DAVIS: OOD Detection via Dominant Activations and Variance for Increased Separation
Detecting out-of-distribution (OOD) inputs is a critical safeguard for deploying machine learning models in the real world. However, most post-hoc detection methods operate on penultimate feature representations derived from global average pooling (GAP) – a lossy operation that discards valuable distributional statistics from activation maps prior to global average pooling. We contend that these overlooked statistics, particularly channel-wise variance and dominant (maximum) activations, are highly discriminative for OOD detection. We introduce DAVIS, a simple and broadly applicable post-hoc technique that enriches feature vectors by incorporating these crucial statistics, directly addressing the information loss from GAP. Extensive evaluations show DAVIS sets a new benchmark across diverse architectures, including ResNet, DenseNet, and EfficientNet. It achieves significant reductions in the false positive rate (FPR95), with improvements of 48.26% on CIFAR-10 using ResNet-18, 38.13% on CIFAR-100 using ResNet-34, and 26.83% on ImageNet-1k benchmarks using MobileNet-v2. Our analysis reveals the underlying mechanism for this improvement, providing a principled basis for moving beyond the mean in OOD detection.
💡 Research Summary
The paper addresses the critical problem of out‑of‑distribution (OOD) detection for deep neural networks that are deployed in real‑world applications. While many recent post‑hoc OOD detectors operate on the penultimate feature vector obtained after global average pooling (GAP), GAP discards the spatial distribution of activations, keeping only a single mean value per channel. The authors argue that this loss of information is especially detrimental because OOD samples often exhibit distinctive patterns in the activation maps: they may contain unusually high peaks or display a different variance across spatial locations.

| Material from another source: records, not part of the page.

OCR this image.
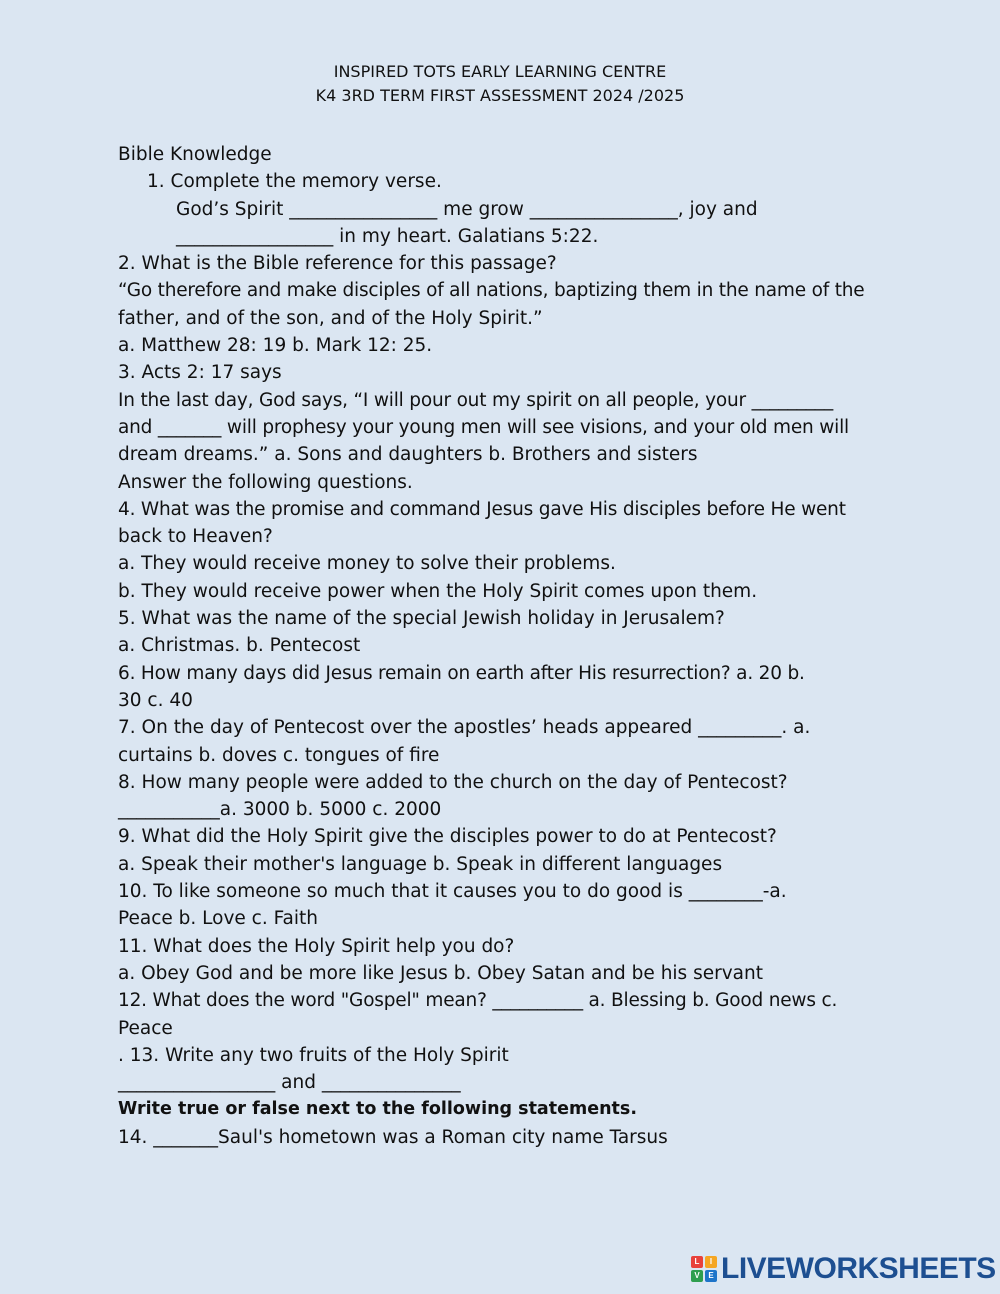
INSPIRED TOTS EARLY LEARNING CENTRE
K4 3RD TERM FIRST ASSESSMENT 2024 /2025
Bible Knowledge
1. Complete the memory verse.
God’s Spirit ________________ me grow ________________, joy and
_________________ in my heart. Galatians 5:22.
2. What is the Bible reference for this passage?
“Go therefore and make disciples of all nations, baptizing them in the name of the
father, and of the son, and of the Holy Spirit.”
a. Matthew 28: 19 b. Mark 12: 25.
3. Acts 2: 17 says
In the last day, God says, “I will pour out my spirit on all people, your _________
and _______ will prophesy your young men will see visions, and your old men will
dream dreams.” a. Sons and daughters b. Brothers and sisters
Answer the following questions.
4. What was the promise and command Jesus gave His disciples before He went
back to Heaven?
a. They would receive money to solve their problems.
b. They would receive power when the Holy Spirit comes upon them.
5. What was the name of the special Jewish holiday in Jerusalem?
a. Christmas. b. Pentecost
6. How many days did Jesus remain on earth after His resurrection? a. 20 b.
30 c. 40
7. On the day of Pentecost over the apostles’ heads appeared _________. a.
curtains b. doves c. tongues of fire
8. How many people were added to the church on the day of Pentecost?
___________a. 3000 b. 5000 c. 2000
9. What did the Holy Spirit give the disciples power to do at Pentecost?
a. Speak their mother's language b. Speak in different languages
10. To like someone so much that it causes you to do good is ________-a.
Peace b. Love c. Faith
11. What does the Holy Spirit help you do?
a. Obey God and be more like Jesus b. Obey Satan and be his servant
12. What does the word "Gospel" mean? __________ a. Blessing b. Good news c.
Peace
. 13. Write any two fruits of the Holy Spirit
_________________ and _______________
Write true or false next to the following statements.
14. _______Saul's hometown was a Roman city name Tarsus
L	I
V	E LIVEWORKSHEETS
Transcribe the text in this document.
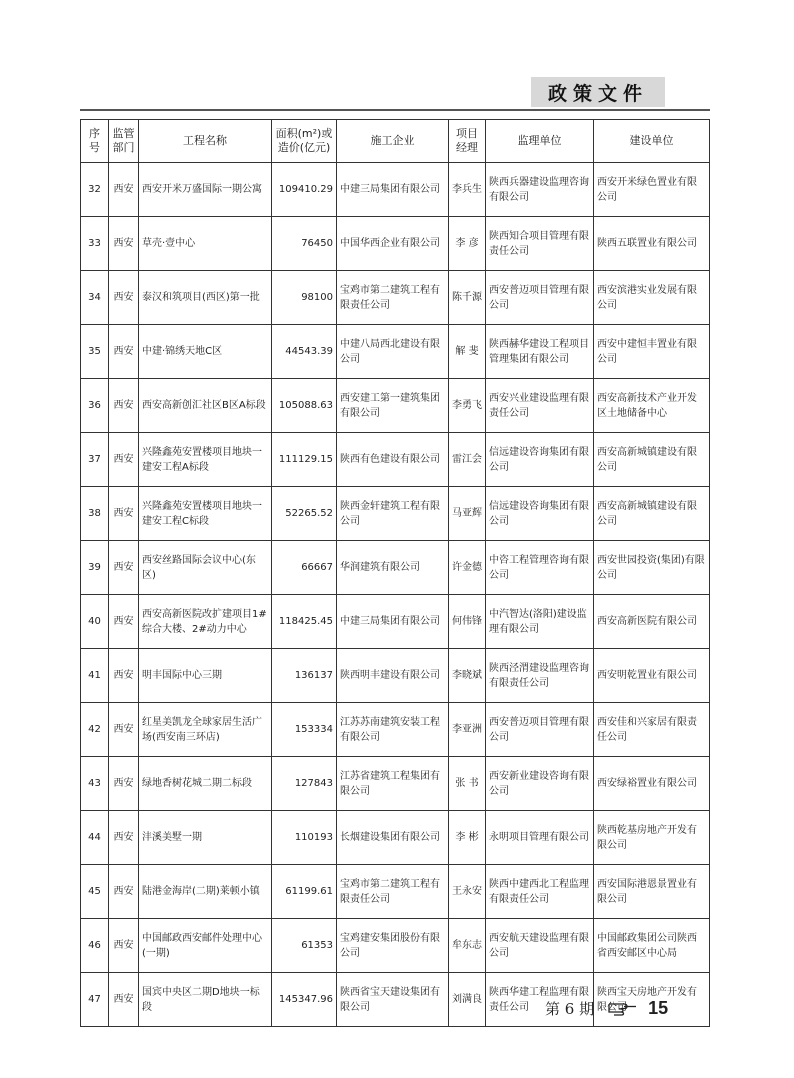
政策文件
序号	监管部门	工程名称	面积(m²)或造价(亿元)	施工企业	项目经理	监理单位	建设单位
32	西安	西安开米万盛国际一期公寓	109410.29	中建三局集团有限公司	李兵生	陕西兵器建设监理咨询有限公司	西安开米绿色置业有限公司
33	西安	草壳·壹中心	76450	中国华西企业有限公司	李 彦	陕西知合项目管理有限责任公司	陕西五联置业有限公司
34	西安	泰汉和筑项目(西区)第一批	98100	宝鸡市第二建筑工程有限责任公司	陈千源	西安普迈项目管理有限公司	西安滨港实业发展有限公司
35	西安	中建·锦绣天地C区	44543.39	中建八局西北建设有限公司	解 斐	陕西赫华建设工程项目管理集团有限公司	西安中建恒丰置业有限公司
36	西安	西安高新创汇社区B区A标段	105088.63	西安建工第一建筑集团有限公司	李勇飞	西安兴业建设监理有限责任公司	西安高新技术产业开发区土地储备中心
37	西安	兴隆鑫苑安置楼项目地块一建安工程A标段	111129.15	陕西有色建设有限公司	雷江会	信远建设咨询集团有限公司	西安高新城镇建设有限公司
38	西安	兴隆鑫苑安置楼项目地块一建安工程C标段	52265.52	陕西金轩建筑工程有限公司	马亚辉	信远建设咨询集团有限公司	西安高新城镇建设有限公司
39	西安	西安丝路国际会议中心(东区)	66667	华润建筑有限公司	许金德	中咨工程管理咨询有限公司	西安世园投资(集团)有限公司
40	西安	西安高新医院改扩建项目1#综合大楼、2#动力中心	118425.45	中建三局集团有限公司	何伟锋	中汽智达(洛阳)建设监理有限公司	西安高新医院有限公司
41	西安	明丰国际中心三期	136137	陕西明丰建设有限公司	李晓斌	陕西泾渭建设监理咨询有限责任公司	西安明乾置业有限公司
42	西安	红星美凯龙全球家居生活广场(西安南三环店)	153334	江苏苏南建筑安装工程有限公司	李亚洲	西安普迈项目管理有限公司	西安佳和兴家居有限责任公司
43	西安	绿地香树花城二期二标段	127843	江苏省建筑工程集团有限公司	张 书	西安新业建设咨询有限公司	西安绿裕置业有限公司
44	西安	沣溪美墅一期	110193	长烟建设集团有限公司	李 彬	永明项目管理有限公司	陕西乾基房地产开发有限公司
45	西安	陆港金海岸(二期)莱顿小镇	61199.61	宝鸡市第二建筑工程有限责任公司	王永安	陕西中建西北工程监理有限责任公司	西安国际港恩景置业有限公司
46	西安	中国邮政西安邮件处理中心(一期)	61353	宝鸡建安集团股份有限公司	牟东志	西安航天建设监理有限公司	中国邮政集团公司陕西省西安邮区中心局
47	西安	国宾中央区二期D地块一标段	145347.96	陕西省宝天建设集团有限公司	刘满良	陕西华建工程监理有限责任公司	陕西宝天房地产开发有限公司
第 6 期	15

To recover these overlooked cues, the authors propose DAVIS (Dominant Activations and Variance for Increased Separation), a lightweight plug‑and‑play module that enriches the feature representation before the final fully‑connected layer. Two variants are introduced: (1) DAVIS(m), which replaces the GAP vector with the per‑channel maximum (the “dominant” activation), and (2) DAVIS(µ,σ), which augments the per‑channel mean with a scaled standard deviation (γ·σ). Both variants require no additional training; they simply compute extra statistics from the pre‑pooling activation maps and feed the resulting vector into the existing classifier head.
The method is evaluated on three scales of data: CIFAR‑10/100 (with six OOD test sets) and ImageNet‑1k (with four OOD benchmarks). A variety of backbone architectures are used, including ResNet‑18, ResNet‑34, DenseNet‑101, MobileNet‑v2, DenseNet‑121, ResNet‑50, and EfficientNet‑b0. Performance is measured with the standard OOD metrics FPR95 (false‑positive rate at 95 % true‑positive rate) and AUROC.
Results show that even the simplest DAVIS(m) alone dramatically improves over the baseline energy score: on CIFAR‑10 with ResNet‑18, FPR95 drops from 35.61 % to 18.21 %; on CIFAR‑100 with ResNet‑34, it falls from 59.43 % to 52.26 %. When combined with existing post‑hoc refinements such as DICE, ASH, ReAct, or SCALE, DAVIS yields further gains. For example, DAVIS(m)+DICE reduces FPR95 by 48.27 % relative to the baseline on CIFAR‑10 across four architectures, and similar relative reductions (≈38 %) are observed on CIFAR‑100. On ImageNet‑1k, DAVIS variants achieve average FPR95 reductions of roughly 10 % and AUROC improvements up to 0.97, surpassing strong baselines.
A statistical analysis (Appendix B) demonstrates why the dominant activation and variance are effective. The per‑channel maximum creates a larger separation gap between ID and OOD distributions than the mean, as illustrated in Figure 1 of the paper. The variance captures the spread of activations, providing an orthogonal signal that further separates the two classes. By concatenating or combining these statistics, the feature space becomes more discriminative, allowing downstream scoring functions (energy, MSP, ODIN) to operate with higher confidence.
Importantly, DAVIS is compatible with any existing post‑hoc detector because it operates purely on the feature level before scoring. The authors show that adding DAVIS to ReAct, DICE, ASH, or SCALE never degrades performance and often yields additive improvements, confirming its role as a complementary enhancement rather than a replacement. Hyper‑parameter γ is found to be robust across datasets (typically 0.1–0.5), and the extra computational cost is negligible: computing per‑channel maxima and variances is O(N·K²) where N is the number of channels and K the spatial resolution, which is trivial on modern GPUs.
In summary, the paper identifies a fundamental limitation of GAP‑based OOD detectors, proposes a simple yet powerful remedy that leverages channel‑wise maxima and variance, and validates the approach across multiple datasets, architectures, and scoring functions. DAVIS sets new state‑of‑the‑art results while remaining easy to implement, making it a valuable addition to the toolbox of practitioners seeking reliable OOD detection in safety‑critical systems.